L’esistenza di un progetto come Disney Corto Circuito mira proprio a restituire ai Walt Disney Animation Studios un territorio di sperimentazione. Si tratta di un programma di cortometraggi aperto ai membri dello studio in senso ampio: tutti (ma proprio tutti, persino gli inservienti e gli addetti alle pulizie) sono liberi di proporre un soggetto per un corto, e di avere quindi la possibilità di essere selezionati per diventare aspiranti registi. Un’iniziativa importante; del resto, non c’è persona al mondo che non conosca i classici Disney, ma chi segue l’industria sa che spesso le vere chicche si trovano nei corti. Per due motivi principali: il primo è che i corti sono da sempre la fucina dove vengono create le nuove tecniche, i nuovi software, dove vengono orchestrate le prove generali di tutto ciò che verrà poi raffinato in un lungo; il secondo è che i corti hanno un budget ridotto, spesso risicato, e questo è un bene, perché avere restrizioni porta l’artista a trovare soluzioni creative per aggirarle.

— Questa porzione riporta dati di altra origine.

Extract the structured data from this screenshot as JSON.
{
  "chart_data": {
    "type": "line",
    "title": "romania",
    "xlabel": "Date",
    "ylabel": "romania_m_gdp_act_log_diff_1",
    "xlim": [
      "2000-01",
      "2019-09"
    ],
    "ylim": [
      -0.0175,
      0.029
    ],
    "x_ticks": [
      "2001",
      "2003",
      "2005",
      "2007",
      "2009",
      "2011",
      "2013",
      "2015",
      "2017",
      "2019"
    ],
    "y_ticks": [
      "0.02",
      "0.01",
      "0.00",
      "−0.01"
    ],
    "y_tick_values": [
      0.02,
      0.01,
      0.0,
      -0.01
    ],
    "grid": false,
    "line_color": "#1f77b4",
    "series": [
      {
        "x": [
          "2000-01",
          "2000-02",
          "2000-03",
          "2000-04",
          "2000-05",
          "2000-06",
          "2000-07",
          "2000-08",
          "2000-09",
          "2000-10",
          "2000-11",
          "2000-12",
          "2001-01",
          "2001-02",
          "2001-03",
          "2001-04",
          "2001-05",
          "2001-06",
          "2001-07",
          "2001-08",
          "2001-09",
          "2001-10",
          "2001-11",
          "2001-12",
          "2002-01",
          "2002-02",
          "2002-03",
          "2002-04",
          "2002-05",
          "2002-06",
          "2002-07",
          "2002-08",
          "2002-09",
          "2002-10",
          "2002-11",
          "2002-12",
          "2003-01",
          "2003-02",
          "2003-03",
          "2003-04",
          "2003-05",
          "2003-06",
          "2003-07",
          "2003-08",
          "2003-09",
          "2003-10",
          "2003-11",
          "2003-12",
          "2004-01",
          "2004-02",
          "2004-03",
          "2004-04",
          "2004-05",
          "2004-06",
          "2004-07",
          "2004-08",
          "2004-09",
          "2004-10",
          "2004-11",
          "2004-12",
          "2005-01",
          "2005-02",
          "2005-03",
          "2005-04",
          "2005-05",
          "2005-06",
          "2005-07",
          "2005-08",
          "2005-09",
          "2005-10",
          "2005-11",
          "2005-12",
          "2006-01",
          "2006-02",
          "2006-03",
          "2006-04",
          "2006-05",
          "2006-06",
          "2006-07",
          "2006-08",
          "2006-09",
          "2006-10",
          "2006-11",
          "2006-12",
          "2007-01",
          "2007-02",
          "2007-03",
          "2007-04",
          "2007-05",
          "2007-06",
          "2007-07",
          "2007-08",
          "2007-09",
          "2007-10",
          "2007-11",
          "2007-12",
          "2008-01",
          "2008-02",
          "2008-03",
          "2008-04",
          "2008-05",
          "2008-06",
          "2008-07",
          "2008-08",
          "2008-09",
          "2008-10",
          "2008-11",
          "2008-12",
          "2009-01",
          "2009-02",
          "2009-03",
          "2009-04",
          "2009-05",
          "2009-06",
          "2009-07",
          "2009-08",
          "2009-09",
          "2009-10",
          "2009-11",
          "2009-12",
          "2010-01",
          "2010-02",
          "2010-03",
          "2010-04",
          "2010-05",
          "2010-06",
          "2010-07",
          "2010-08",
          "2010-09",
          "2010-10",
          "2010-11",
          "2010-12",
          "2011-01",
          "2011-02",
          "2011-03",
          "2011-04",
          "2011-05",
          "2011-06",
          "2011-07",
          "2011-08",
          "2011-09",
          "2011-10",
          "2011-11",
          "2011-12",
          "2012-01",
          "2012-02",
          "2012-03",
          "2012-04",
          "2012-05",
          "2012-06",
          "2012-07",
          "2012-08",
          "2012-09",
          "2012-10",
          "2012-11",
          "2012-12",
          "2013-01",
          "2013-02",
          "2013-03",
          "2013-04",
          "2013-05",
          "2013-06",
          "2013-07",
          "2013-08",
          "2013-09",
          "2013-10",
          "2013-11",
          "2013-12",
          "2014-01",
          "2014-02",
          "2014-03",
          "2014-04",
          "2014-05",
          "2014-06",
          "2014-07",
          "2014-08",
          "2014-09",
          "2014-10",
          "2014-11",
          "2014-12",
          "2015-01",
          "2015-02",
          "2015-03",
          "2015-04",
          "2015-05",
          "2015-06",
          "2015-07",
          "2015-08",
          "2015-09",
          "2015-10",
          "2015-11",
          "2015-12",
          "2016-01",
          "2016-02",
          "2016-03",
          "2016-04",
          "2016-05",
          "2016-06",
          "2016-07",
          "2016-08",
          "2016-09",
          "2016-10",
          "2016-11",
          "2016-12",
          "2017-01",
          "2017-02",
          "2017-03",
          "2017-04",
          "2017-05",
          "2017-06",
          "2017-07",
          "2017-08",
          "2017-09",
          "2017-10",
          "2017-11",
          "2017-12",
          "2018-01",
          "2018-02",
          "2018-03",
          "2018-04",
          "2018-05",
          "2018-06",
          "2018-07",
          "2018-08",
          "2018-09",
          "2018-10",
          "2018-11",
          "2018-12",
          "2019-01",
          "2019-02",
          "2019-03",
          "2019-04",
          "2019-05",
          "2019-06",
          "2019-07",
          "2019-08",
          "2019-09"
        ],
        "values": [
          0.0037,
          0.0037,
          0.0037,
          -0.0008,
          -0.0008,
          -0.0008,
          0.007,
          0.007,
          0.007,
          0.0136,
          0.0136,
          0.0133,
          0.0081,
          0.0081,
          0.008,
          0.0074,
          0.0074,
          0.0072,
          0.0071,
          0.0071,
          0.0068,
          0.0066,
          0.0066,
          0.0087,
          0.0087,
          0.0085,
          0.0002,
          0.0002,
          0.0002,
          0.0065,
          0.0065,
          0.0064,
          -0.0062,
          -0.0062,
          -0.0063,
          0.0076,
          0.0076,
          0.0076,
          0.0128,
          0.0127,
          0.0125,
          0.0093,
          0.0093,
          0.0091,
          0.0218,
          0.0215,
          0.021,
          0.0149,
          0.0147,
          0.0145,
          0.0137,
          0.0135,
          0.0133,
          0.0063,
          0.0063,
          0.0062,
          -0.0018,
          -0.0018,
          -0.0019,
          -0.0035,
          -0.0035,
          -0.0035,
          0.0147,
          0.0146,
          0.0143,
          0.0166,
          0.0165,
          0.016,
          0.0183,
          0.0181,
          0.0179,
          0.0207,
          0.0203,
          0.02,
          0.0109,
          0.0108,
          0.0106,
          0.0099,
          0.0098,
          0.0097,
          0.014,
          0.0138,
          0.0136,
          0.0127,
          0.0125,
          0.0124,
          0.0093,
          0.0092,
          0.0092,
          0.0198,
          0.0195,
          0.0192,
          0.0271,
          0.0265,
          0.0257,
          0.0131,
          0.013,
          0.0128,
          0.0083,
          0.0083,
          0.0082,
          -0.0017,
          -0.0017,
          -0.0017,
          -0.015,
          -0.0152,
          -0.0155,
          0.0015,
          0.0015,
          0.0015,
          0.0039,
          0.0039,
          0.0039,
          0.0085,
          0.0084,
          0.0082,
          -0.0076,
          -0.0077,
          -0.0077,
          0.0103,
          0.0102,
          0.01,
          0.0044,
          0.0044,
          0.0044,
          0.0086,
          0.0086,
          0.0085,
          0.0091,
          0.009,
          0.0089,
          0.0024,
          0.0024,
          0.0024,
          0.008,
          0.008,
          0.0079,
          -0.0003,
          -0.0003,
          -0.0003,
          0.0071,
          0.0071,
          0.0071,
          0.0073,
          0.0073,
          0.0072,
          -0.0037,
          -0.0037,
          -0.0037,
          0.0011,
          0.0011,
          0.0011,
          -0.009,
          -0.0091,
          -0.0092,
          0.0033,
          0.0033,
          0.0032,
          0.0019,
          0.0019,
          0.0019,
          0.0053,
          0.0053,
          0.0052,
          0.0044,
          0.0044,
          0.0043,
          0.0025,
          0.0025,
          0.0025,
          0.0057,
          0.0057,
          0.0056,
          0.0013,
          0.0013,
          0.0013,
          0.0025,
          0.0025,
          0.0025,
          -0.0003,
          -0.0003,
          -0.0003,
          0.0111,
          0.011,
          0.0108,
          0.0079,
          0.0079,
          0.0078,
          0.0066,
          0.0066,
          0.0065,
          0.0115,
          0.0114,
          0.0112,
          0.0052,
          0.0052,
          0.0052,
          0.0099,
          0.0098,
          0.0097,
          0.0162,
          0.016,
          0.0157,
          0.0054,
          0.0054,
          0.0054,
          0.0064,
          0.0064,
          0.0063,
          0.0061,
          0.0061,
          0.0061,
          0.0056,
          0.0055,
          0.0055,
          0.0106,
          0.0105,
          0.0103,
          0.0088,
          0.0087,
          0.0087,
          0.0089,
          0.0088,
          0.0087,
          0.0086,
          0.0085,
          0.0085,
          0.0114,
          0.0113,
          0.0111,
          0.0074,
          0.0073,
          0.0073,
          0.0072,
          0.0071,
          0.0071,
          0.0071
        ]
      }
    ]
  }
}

C’è molto di buono nei cortometraggi di Disney Corto Circuito, e decisamente molto talento che la CCO Jennifer Lee dovrà tenere a mente per i prossimi lungometraggi. L’aspetto più interessante è sicuramente come ogni artista sia riuscito a portare non solo la propria storia, ma anche il proprio background artistico: abbiamo corti ispirati al fumetto, alla street art, alle stampe cinesi e molto altro ancora. La varietà è talmente ampia che i meno interessanti (anche se comunque gradevoli) risultano essere proprio quelli più tipicamente disneyani, come Lucky Toupée o Fetch.

Per il resto, in Disney Corto Circuito si sperimenta un po’ con tutto: sintesi tra stilizzazione cromatica e fotorealismo (Puddles), effetti visivi (Lightning in a Bottle, Drop e Zenith), camera work e dinamismo (Downtown, un risultato veramente notevole per un esordiente), texture ed effetto acquarello/inchiostro (Jing Hua), senza dimenticare la straordinaria tecnica Meander, che dopo Paperman e Winston è stata inspiegabilmente accantonata e che in Elephant in the Room mostra di aver raggiunto una maturità significativa per quanto riguarda design, movimento e ora anche uso del colore.

Chi scrive però ritiene indubbiamente Just a Thought il migliore del gruppo. Con un’estetica ispirata alle strisce a fumetti, il corto racconta la storia di un bambino i cui pensieri prendono vita diventando visibili in un vero e proprio balloon sospeso sopra di lui, situazione che gli causerà non pochi guai quando si innamorerà di una compagna di classe. Semplice ed efficace, l’opera porta allo step successivo il tratto Disney dimostrando che si può osare con un’altra estetica, che un’altra texture può rendere la CGI Disney ugualmente riconoscibile; soprattutto fa quello che un corto Disney per eccellenza dovrebbe fare: prendere una situazione della realtà di tutti i giorni e immaginare un “what if”, giocando con ironia e sagacia su qualcosa che è familiare a tutti gli spettatori. Bellissimo.